If I understand you correctly, the nonlinear regression in that vignette would be something like where you are using a polynomial of a predictor, and not related to the distribution of the predictor itself (the effect of the predictor is not linear, but it doesn’t mean anything about how the predictor is distributed)?

Hey JimBob! This is actually not really a Bayesian vs. Frequentist thing.

Maybe it is just coming from a frequentist background where it’s like ‘non-normal = use a non-parametric test’!

I heard this a lot as well (I’m from an PolSci/Econ background) and was a bit befuddled until I realized that people often don’t really have a strong methods background and find everything non-parametric super-appealing–because, less/weaker assumptions! (Seemingly!) And while there is some truth to being careful using methods with very strong assumptions, often people are not really aware of what these assumptions are or what they are there for. For regression analysis you don’t need to make distributional assumption about the predictors - neither in a Frequentist nor in a Bayesian setting.

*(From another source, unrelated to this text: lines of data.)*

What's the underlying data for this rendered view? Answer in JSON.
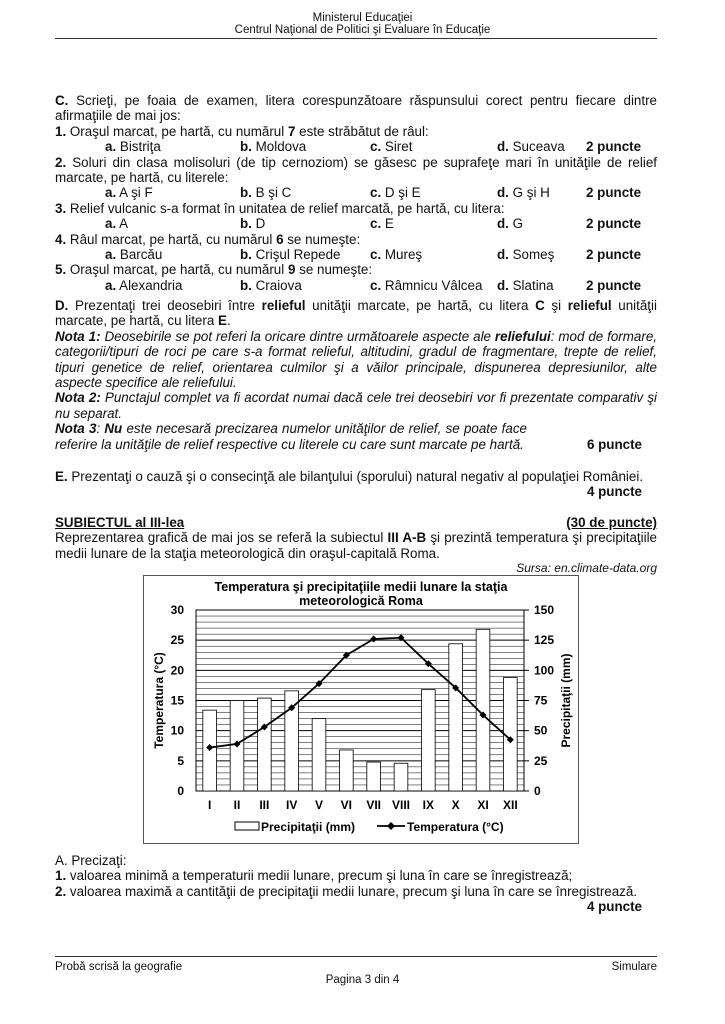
{
  "header": {
    "ministry": "Ministerul Educaţiei",
    "center": "Centrul Naţional de Politici şi Evaluare în Educaţie"
  },
  "sectionC": {
    "intro": [
      [
        "C.",
        "b"
      ],
      [
        " Scrieţi, pe foaia de examen, litera corespunzătoare răspunsului corect pentru fiecare dintre afirmaţiile de mai jos:",
        ""
      ]
    ],
    "questions": [
      {
        "text": [
          [
            "1.",
            "b"
          ],
          [
            " Oraşul marcat, pe hartă, cu numărul ",
            ""
          ],
          [
            "7",
            "b"
          ],
          [
            " este străbătut de râul:",
            ""
          ]
        ],
        "options": [
          "Bistriţa",
          "Moldova",
          "Siret",
          "Suceava"
        ],
        "points": "2 puncte"
      },
      {
        "text": [
          [
            "2.",
            "b"
          ],
          [
            " Soluri din clasa molisoluri (de tip cernoziom) se găsesc pe suprafeţe mari în unităţile de relief marcate, pe hartă, cu literele:",
            ""
          ]
        ],
        "options": [
          "A şi F",
          "B şi C",
          "D şi E",
          "G şi H"
        ],
        "points": "2 puncte"
      },
      {
        "text": [
          [
            "3.",
            "b"
          ],
          [
            " Relief vulcanic s-a format în unitatea de relief marcată, pe hartă, cu litera:",
            ""
          ]
        ],
        "options": [
          "A",
          "D",
          "E",
          "G"
        ],
        "points": "2 puncte"
      },
      {
        "text": [
          [
            "4.",
            "b"
          ],
          [
            " Râul marcat, pe hartă, cu numărul ",
            ""
          ],
          [
            "6",
            "b"
          ],
          [
            " se numeşte:",
            ""
          ]
        ],
        "options": [
          "Barcău",
          "Crişul Repede",
          "Mureş",
          "Someş"
        ],
        "points": "2 puncte"
      },
      {
        "text": [
          [
            "5.",
            "b"
          ],
          [
            " Oraşul marcat, pe hartă, cu numărul ",
            ""
          ],
          [
            "9",
            "b"
          ],
          [
            " se numeşte:",
            ""
          ]
        ],
        "options": [
          "Alexandria",
          "Craiova",
          "Râmnicu Vâlcea",
          "Slatina"
        ],
        "points": "2 puncte"
      }
    ],
    "letters": [
      "a.",
      "b.",
      "c.",
      "d."
    ]
  },
  "sectionD": {
    "text": [
      [
        "D.",
        "b"
      ],
      [
        " Prezentaţi trei deosebiri între ",
        ""
      ],
      [
        "relieful",
        "b"
      ],
      [
        " unităţii marcate, pe hartă, cu litera ",
        ""
      ],
      [
        "C",
        "b"
      ],
      [
        " şi ",
        ""
      ],
      [
        "relieful",
        "b"
      ],
      [
        " unităţii marcate, pe hartă, cu litera ",
        ""
      ],
      [
        "E",
        "b"
      ],
      [
        ".",
        ""
      ]
    ],
    "note1": [
      [
        "Nota 1:",
        "b it"
      ],
      [
        " Deosebirile se pot referi la oricare dintre următoarele aspecte ale ",
        "it"
      ],
      [
        "reliefului",
        "b it"
      ],
      [
        ": mod de formare, categorii/tipuri de roci pe care s-a format relieful, altitudini,  gradul de fragmentare, trepte de relief, tipuri genetice de relief, orientarea culmilor şi a văilor principale, dispunerea depresiunilor, alte aspecte specifice ale reliefului.",
        "it"
      ]
    ],
    "note2": [
      [
        "Nota 2:",
        "b it"
      ],
      [
        " Punctajul complet va fi acordat numai dacă cele trei deosebiri vor fi prezentate comparativ şi nu separat.",
        "it"
      ]
    ],
    "note3": [
      [
        "Nota 3",
        "b it"
      ],
      [
        ": ",
        "it"
      ],
      [
        "Nu",
        "b it"
      ],
      [
        " este necesară precizarea numelor unităţilor de relief, se poate face referire la unităţile de relief respective cu literele cu care sunt marcate pe hartă.",
        "it"
      ]
    ],
    "points": "6 puncte"
  },
  "sectionE": {
    "text": [
      [
        "E.",
        "b"
      ],
      [
        " Prezentaţi o cauză şi o consecinţă ale bilanţului (sporului) natural negativ al populaţiei României.",
        ""
      ]
    ],
    "points": "4 puncte"
  },
  "subject3": {
    "title": "SUBIECTUL al III-lea",
    "points": "(30 de puncte)",
    "intro": [
      [
        "Reprezentarea grafică de mai jos se referă la subiectul ",
        ""
      ],
      [
        "III A-B",
        "b"
      ],
      [
        " şi prezintă temperatura şi precipitaţiile medii lunare de la staţia meteorologică din oraşul-capitală Roma.",
        ""
      ]
    ],
    "source": "Sursa: en.climate-data.org"
  },
  "chart_data": {
    "type": "bar+line",
    "title": "Temperatura şi precipitaţiile medii lunare la staţia meteorologică Roma",
    "categories": [
      "I",
      "II",
      "III",
      "IV",
      "V",
      "VI",
      "VII",
      "VIII",
      "IX",
      "X",
      "XI",
      "XII"
    ],
    "series": [
      {
        "name": "Precipitaţii (mm)",
        "type": "bar",
        "axis": "right",
        "values": [
          67,
          75,
          77,
          83,
          60,
          34,
          24,
          23,
          84,
          122,
          134,
          94
        ]
      },
      {
        "name": "Temperatura (°C)",
        "type": "line",
        "axis": "left",
        "values": [
          7.2,
          7.8,
          10.6,
          13.8,
          17.8,
          22.5,
          25.2,
          25.4,
          21.1,
          17.1,
          12.6,
          8.5
        ]
      }
    ],
    "ylabel_left": "Temperatura (°C)",
    "ylim_left": [
      0,
      30
    ],
    "yticks_left": [
      "0",
      "5",
      "10",
      "15",
      "20",
      "25",
      "30"
    ],
    "ylabel_right": "Precipitaţii (mm)",
    "ylim_right": [
      0,
      150
    ],
    "yticks_right": [
      "0",
      "25",
      "50",
      "75",
      "100",
      "125",
      "150"
    ],
    "grid": true,
    "legend": "bottom"
  },
  "sectionA": {
    "title": "A. Precizaţi:",
    "items": [
      [
        [
          "1.",
          "b"
        ],
        [
          " valoarea minimă a temperaturii medii lunare, precum şi luna în care se înregistrează;",
          ""
        ]
      ],
      [
        [
          "2.",
          "b"
        ],
        [
          " valoarea maximă a cantităţii de precipitaţii medii lunare, precum şi luna în care se înregistrează.",
          ""
        ]
      ]
    ],
    "points": "4 puncte"
  },
  "footer": {
    "left": "Probă scrisă la geografie",
    "right": "Simulare",
    "page": "Pagina 3 din 4"
  }
}
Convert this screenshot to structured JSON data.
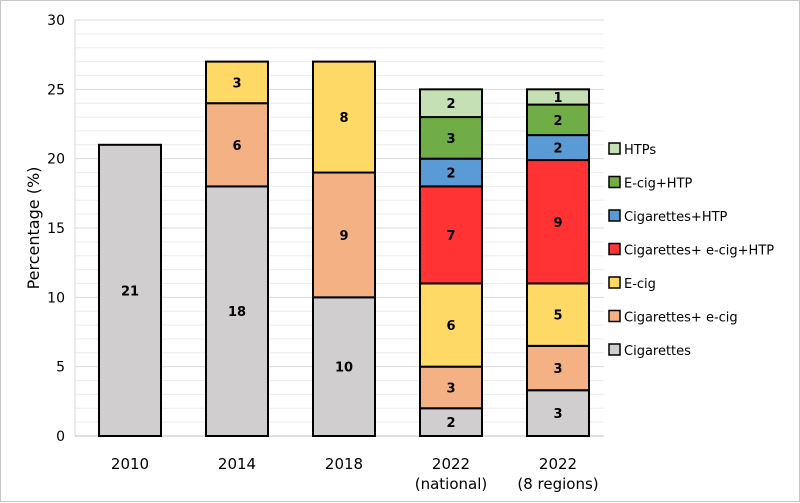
{
  "chart_data": {
    "type": "bar",
    "stacked": true,
    "title": "",
    "xlabel": "",
    "ylabel": "Percentage (%)",
    "ylim": [
      0,
      30
    ],
    "yticks": [
      0,
      5,
      10,
      15,
      20,
      25,
      30
    ],
    "grid": "horizontal",
    "legend_position": "right",
    "categories": [
      [
        "2010"
      ],
      [
        "2014"
      ],
      [
        "2018"
      ],
      [
        "2022",
        "(national)"
      ],
      [
        "2022",
        "(8 regions)"
      ]
    ],
    "series": [
      {
        "name": "Cigarettes",
        "color": "#d0cece",
        "values": [
          21,
          18,
          10,
          2,
          3.3
        ],
        "labels": [
          "21",
          "18",
          "10",
          "2",
          "3"
        ]
      },
      {
        "name": "Cigarettes+ e-cig",
        "color": "#f4b183",
        "values": [
          0,
          6,
          9,
          3,
          3.2
        ],
        "labels": [
          "",
          "6",
          "9",
          "3",
          "3"
        ]
      },
      {
        "name": "E-cig",
        "color": "#ffd966",
        "values": [
          0,
          3,
          8,
          6,
          4.5
        ],
        "labels": [
          "",
          "3",
          "8",
          "6",
          "5"
        ]
      },
      {
        "name": "Cigarettes+ e-cig+HTP",
        "color": "#ff3333",
        "values": [
          0,
          0,
          0,
          7,
          8.9
        ],
        "labels": [
          "",
          "",
          "",
          "7",
          "9"
        ]
      },
      {
        "name": "Cigarettes+HTP",
        "color": "#5b9bd5",
        "values": [
          0,
          0,
          0,
          2,
          1.8
        ],
        "labels": [
          "",
          "",
          "",
          "2",
          "2"
        ]
      },
      {
        "name": "E-cig+HTP",
        "color": "#70ad47",
        "values": [
          0,
          0,
          0,
          3,
          2.2
        ],
        "labels": [
          "",
          "",
          "",
          "3",
          "2"
        ]
      },
      {
        "name": "HTPs",
        "color": "#c5e0b4",
        "values": [
          0,
          0,
          0,
          2,
          1.1
        ],
        "labels": [
          "",
          "",
          "",
          "2",
          "1"
        ]
      }
    ],
    "legend_order": [
      "HTPs",
      "E-cig+HTP",
      "Cigarettes+HTP",
      "Cigarettes+ e-cig+HTP",
      "E-cig",
      "Cigarettes+ e-cig",
      "Cigarettes"
    ]
  }
}
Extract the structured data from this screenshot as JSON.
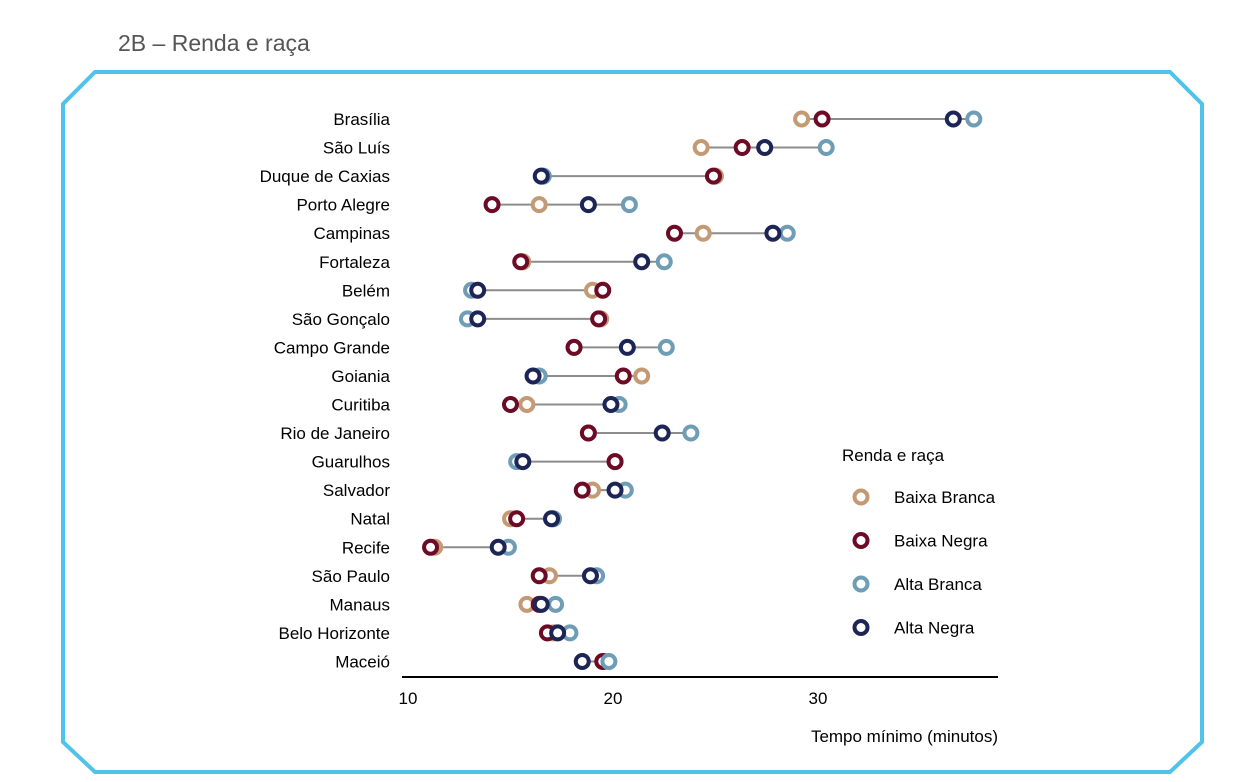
{
  "section_title": "2B – Renda e raça",
  "colors": {
    "frame": "#4fc3ea",
    "connector": "#8c8c8c",
    "axis": "#000000",
    "point_fill": "#ffffff"
  },
  "chart_data": {
    "type": "dot-range",
    "title": "",
    "xlabel": "Tempo mínimo (minutos)",
    "ylabel": "",
    "xlim": [
      10,
      39
    ],
    "xticks": [
      10,
      20,
      30
    ],
    "grid": false,
    "legend": {
      "title": "Renda e raça",
      "position": "right"
    },
    "categories": [
      "Brasília",
      "São Luís",
      "Duque de Caxias",
      "Porto Alegre",
      "Campinas",
      "Fortaleza",
      "Belém",
      "São Gonçalo",
      "Campo Grande",
      "Goiania",
      "Curitiba",
      "Rio de Janeiro",
      "Guarulhos",
      "Salvador",
      "Natal",
      "Recife",
      "São Paulo",
      "Manaus",
      "Belo Horizonte",
      "Maceió"
    ],
    "series": [
      {
        "name": "Baixa Branca",
        "color": "#c39a74",
        "values": [
          29.2,
          24.3,
          25.0,
          16.4,
          24.4,
          15.6,
          19.0,
          19.4,
          18.1,
          21.4,
          15.8,
          18.8,
          20.1,
          19.0,
          15.0,
          11.3,
          16.9,
          15.8,
          17.1,
          19.6
        ]
      },
      {
        "name": "Baixa Negra",
        "color": "#6d0a26",
        "values": [
          30.2,
          26.3,
          24.9,
          14.1,
          23.0,
          15.5,
          19.5,
          19.3,
          18.1,
          20.5,
          15.0,
          18.8,
          20.1,
          18.5,
          15.3,
          11.1,
          16.4,
          16.4,
          16.8,
          19.5
        ]
      },
      {
        "name": "Alta Branca",
        "color": "#6e9db5",
        "values": [
          37.6,
          30.4,
          16.6,
          20.8,
          28.5,
          22.5,
          13.1,
          12.9,
          22.6,
          16.4,
          20.3,
          23.8,
          15.3,
          20.6,
          17.1,
          14.9,
          19.2,
          17.2,
          17.9,
          19.8
        ]
      },
      {
        "name": "Alta Negra",
        "color": "#1c2555",
        "values": [
          36.6,
          27.4,
          16.5,
          18.8,
          27.8,
          21.4,
          13.4,
          13.4,
          20.7,
          16.1,
          19.9,
          22.4,
          15.6,
          20.1,
          17.0,
          14.4,
          18.9,
          16.5,
          17.3,
          18.5
        ]
      }
    ]
  }
}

If I understand you correctly, the nonlinear regression in that vignette would be something like where you are using a polynomial of a predictor, and not related to the distribution of the predictor itself (the effect of the predictor is not linear, but it doesn’t mean anything about how the predictor is distributed)?

This is basically correct, although your example of a polynomial would still be a linear model.

\begin{align} X &= [x, x^2] \\ \mathbf{\beta} &= [\beta_1,\beta_2]' \\ \mathbf{\hat{y}} &= \alpha + X\beta \end{align}

While this is non-linear in predictors, it is a model, which is linear in parameters. Note that I couldn’t really represent a model like y = \alpha + \beta_1 x^{\beta_2} as a system of linear equations – it’s non-linear in parameters.

Sometimes people refer to Generalized Linear Models (GLMs) as non-linear regression and that can be confusing. A simple example would be a Poisson regression

\begin{align} \eta &= \alpha + \beta x \\ y &\sim \text{Poisson}(\exp(\eta)) \end{align}

where you have a non-linearity, \exp(), but \eta is still a linear function of the parameters (it is therefore also called the linear predictor of the model).

As such, the Beta regression you have in mind is “kind of” like a GLM (not really, but I don’t want to get into the specifics here). However, the model formula is likely to be linear in parameters, and you probably won’t need the “brms non-linear” functionalities.

Hope this helps! (If not you can also post model and code here, so we can have a closer look.)
Max

Yes indeed, if it’s not correct then it’s not correct. I guess what I meant was, having been trained in statistics in a pretty suboptimal way, which happened in my case to be frequentist. I was referring to the decision-tree type approach you see discussed in books such as McElreath’s statistical rethinking, where you go through the assumptions and every yes/no answer leads to an apparently totally different type of test (t-test, ANOVA, mann-whitney test, etc.). Reading up more myself and seeing most things as a form of regression really changed the ways I view analyses and I find it much clearer now, and I learned that through Bayesian-based books such as McElreath’s and Kruschke’s. The decision-tree type approach is very often ‘frequentist’, or is at least exactly how I was taught frequentist statistics.